NEF files are NIkon.  Go to the adobe site and update as it sounds as if your camera may not be supported in version 5.0


----------



## KmH (Oct 30, 2010)

The easy way to update your CS4 is to open it and in the CS workspace click on Help > Update and it will do it automatically. I believe the highest release level is 5.6.

If your camera was launched recently , you may need 6.x which is only available with CS5.

So, what camera are you using.


----------



## VaE39 (Nov 1, 2010)

I'm using a D80. I just updated and it still isn't showing the NEF files in bridge. 

Also, I noticed that when I zoom into raw files on photoshop, the pictures look a little more grainy as compared to when I shoot with JPEG. Any one know why?


----------



## GooniesNeverSayDie11 (Nov 1, 2010)

Jpeg probably has noise reduction added in camera ( I assume you mean noise and not grain ) This is an easy thing to add in ACR before opening in photoshop.


----------



## VaE39 (Nov 2, 2010)

Sorry yes Noise is what I meant. Care to elaborate how to do that? Sorry I'm a photoshop noob right now


----------



## KmH (Nov 2, 2010)

In Bridge, right click on the image. In the drop down box select - Open in Camera Raw (ACR). You will find the Noise Reduction sliders in the 3rd panel.

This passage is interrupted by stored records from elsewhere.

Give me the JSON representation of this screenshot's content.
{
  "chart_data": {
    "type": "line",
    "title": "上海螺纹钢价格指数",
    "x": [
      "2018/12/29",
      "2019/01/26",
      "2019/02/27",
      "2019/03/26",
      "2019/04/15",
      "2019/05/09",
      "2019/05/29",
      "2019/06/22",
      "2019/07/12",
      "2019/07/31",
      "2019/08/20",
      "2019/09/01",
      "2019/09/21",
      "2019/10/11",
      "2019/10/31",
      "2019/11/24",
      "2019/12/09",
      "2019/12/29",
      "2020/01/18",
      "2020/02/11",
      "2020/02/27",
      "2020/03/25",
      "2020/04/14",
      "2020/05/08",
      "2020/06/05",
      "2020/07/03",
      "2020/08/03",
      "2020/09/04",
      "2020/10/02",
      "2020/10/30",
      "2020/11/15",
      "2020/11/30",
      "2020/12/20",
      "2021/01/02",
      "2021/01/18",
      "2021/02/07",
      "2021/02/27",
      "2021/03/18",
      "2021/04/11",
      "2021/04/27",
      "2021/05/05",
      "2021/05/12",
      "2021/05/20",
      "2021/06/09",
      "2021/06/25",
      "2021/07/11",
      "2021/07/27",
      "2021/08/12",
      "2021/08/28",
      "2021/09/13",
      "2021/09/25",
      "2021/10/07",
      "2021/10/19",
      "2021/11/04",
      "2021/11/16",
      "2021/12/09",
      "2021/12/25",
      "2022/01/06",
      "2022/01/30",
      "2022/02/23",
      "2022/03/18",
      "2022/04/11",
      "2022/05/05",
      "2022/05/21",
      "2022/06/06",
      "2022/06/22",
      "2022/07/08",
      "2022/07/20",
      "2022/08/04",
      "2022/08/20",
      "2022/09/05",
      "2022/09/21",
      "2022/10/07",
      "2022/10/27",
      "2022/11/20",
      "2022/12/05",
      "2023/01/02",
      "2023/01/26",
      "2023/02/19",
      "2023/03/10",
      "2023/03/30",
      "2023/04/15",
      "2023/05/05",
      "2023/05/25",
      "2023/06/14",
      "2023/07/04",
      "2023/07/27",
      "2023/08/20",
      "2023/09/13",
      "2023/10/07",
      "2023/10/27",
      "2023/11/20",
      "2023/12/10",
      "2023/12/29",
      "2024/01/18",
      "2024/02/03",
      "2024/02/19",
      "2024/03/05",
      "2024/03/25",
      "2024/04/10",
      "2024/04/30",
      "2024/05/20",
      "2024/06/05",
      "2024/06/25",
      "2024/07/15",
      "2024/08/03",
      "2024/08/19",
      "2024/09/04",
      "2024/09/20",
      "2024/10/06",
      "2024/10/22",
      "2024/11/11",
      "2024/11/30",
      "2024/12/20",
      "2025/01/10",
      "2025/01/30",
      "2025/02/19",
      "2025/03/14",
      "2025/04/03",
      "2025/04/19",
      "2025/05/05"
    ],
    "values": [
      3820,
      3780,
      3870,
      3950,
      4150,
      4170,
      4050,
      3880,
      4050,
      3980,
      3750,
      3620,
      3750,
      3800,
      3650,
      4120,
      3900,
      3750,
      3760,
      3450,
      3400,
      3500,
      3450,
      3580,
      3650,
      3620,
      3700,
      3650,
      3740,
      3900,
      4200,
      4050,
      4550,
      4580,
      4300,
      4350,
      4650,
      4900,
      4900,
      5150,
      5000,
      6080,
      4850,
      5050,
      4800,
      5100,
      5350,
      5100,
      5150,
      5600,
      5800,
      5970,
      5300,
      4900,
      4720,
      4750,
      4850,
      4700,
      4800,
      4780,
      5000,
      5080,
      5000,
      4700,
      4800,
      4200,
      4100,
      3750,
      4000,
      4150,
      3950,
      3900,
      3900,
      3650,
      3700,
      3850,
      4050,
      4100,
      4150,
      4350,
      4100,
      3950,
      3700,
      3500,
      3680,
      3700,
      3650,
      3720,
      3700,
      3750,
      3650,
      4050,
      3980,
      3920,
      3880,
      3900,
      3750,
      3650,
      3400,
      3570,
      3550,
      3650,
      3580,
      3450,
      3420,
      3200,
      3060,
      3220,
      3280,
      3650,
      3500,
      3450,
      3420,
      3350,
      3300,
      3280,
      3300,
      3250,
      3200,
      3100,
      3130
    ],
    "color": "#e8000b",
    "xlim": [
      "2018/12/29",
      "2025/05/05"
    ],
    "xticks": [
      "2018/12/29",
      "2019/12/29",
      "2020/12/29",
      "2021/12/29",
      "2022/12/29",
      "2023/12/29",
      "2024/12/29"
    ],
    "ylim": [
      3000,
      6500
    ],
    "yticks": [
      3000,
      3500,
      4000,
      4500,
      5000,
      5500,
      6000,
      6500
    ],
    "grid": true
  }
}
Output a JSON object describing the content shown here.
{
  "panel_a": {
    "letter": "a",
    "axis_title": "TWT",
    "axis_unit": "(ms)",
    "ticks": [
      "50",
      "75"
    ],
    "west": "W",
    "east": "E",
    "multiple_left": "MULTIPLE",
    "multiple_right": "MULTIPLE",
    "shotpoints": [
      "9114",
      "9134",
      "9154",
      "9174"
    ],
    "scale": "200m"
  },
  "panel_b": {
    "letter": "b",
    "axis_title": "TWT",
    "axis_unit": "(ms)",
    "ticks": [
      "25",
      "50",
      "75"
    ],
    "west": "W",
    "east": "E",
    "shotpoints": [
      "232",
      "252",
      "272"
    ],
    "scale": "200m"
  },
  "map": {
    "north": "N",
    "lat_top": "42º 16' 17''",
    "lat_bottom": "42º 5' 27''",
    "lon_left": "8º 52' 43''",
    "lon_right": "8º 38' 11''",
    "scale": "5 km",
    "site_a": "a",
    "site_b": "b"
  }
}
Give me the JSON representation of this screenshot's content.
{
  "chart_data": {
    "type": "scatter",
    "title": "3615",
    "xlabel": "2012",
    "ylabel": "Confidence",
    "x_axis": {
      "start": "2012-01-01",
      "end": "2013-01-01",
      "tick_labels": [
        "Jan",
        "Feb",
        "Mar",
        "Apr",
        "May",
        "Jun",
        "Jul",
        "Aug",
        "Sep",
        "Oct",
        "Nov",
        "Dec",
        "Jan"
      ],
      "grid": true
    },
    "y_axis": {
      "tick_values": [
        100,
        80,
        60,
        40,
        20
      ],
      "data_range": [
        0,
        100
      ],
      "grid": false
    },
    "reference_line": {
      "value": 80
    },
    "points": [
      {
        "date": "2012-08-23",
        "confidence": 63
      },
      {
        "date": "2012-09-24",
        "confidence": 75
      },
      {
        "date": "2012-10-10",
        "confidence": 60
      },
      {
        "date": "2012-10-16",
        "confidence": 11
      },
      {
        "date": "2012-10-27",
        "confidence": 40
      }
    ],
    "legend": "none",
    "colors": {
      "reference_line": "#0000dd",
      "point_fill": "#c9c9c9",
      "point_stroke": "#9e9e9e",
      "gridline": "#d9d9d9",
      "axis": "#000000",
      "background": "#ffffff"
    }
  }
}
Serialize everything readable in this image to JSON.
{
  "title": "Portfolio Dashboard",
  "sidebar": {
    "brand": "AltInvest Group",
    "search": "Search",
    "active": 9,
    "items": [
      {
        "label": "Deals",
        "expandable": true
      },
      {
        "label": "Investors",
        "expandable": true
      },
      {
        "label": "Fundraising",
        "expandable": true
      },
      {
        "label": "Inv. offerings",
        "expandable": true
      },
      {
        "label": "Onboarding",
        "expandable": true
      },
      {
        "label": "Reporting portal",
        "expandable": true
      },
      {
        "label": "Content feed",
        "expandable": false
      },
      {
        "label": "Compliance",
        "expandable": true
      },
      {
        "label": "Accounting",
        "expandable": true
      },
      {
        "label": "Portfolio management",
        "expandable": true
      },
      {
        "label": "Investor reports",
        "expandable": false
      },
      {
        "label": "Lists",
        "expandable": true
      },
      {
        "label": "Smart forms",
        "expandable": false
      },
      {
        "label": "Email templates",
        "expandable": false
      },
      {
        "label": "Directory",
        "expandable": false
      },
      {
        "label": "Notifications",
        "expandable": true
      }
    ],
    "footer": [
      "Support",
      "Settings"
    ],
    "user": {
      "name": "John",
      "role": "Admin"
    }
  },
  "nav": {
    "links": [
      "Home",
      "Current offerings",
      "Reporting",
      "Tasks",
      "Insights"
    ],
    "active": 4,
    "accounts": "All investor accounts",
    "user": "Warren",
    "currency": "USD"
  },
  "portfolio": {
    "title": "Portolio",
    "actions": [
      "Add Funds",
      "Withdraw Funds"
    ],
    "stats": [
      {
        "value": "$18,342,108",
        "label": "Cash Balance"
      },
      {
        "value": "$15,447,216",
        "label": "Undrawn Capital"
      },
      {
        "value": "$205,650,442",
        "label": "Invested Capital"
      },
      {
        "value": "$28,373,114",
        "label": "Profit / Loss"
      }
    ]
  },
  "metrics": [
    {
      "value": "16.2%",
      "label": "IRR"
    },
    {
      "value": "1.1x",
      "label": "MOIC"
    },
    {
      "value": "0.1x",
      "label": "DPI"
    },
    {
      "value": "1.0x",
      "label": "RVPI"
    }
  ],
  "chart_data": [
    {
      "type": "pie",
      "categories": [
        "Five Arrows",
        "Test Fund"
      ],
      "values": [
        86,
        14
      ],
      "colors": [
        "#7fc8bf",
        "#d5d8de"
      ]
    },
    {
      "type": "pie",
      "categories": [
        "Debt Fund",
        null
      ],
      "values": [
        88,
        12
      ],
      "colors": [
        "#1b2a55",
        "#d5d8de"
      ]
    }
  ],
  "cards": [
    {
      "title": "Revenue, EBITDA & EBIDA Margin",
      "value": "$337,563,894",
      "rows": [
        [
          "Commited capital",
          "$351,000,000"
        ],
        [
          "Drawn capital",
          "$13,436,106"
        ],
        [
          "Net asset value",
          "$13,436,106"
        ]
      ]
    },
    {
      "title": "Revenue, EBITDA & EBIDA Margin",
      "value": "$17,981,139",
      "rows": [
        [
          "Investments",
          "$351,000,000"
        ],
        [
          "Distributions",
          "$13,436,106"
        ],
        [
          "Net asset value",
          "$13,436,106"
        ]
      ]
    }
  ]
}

Or under the Edit tab in Bridge click on Preferences and set them so a double click opens an image in Camera RAW.


----------



## VaE39 (Nov 2, 2010)

So I've updated my ACR for adobe, and I opened up Photoshop itself and updated everything else needed. I still can only view the NEF and DNG images on Photoshop but not on Bridge. Bridge only shows the icon of the DNG file but not the actual picture. 

Just to clarify I'm a mac user and I have a Nikon D80.

Any more ideas?


----------



## Infidel (Nov 2, 2010)

VaE39 said:


> So I've updated my ACR for adobe, and I opened up Photoshop itself and updated everything else needed. I still can only view the NEF and DNG images on Photoshop but not on Bridge. Bridge only shows the icon of the DNG file but not the actual picture.
> 
> Just to clarify I'm a mac user and I have a Nikon D80.
> 
> Any more ideas?




Sounds like this guy had a similar problem: Adobe Forums: I can't see NEF files in Adobe Bridge


----------



## sovietdoc (Nov 2, 2010)

your camera raw doesnt support your camera.  you need an updated camera raw


----------



## Infidel (Nov 2, 2010)

sovietdoc said:


> your camera raw doesnt support your camera.  you need an updated camera raw



If that were the case, then he wouldn't be able to open the files at all. If he's up to date (he claims to be...look up), then his camera is supported: Camera Raw plug-in | Supported cameras


----------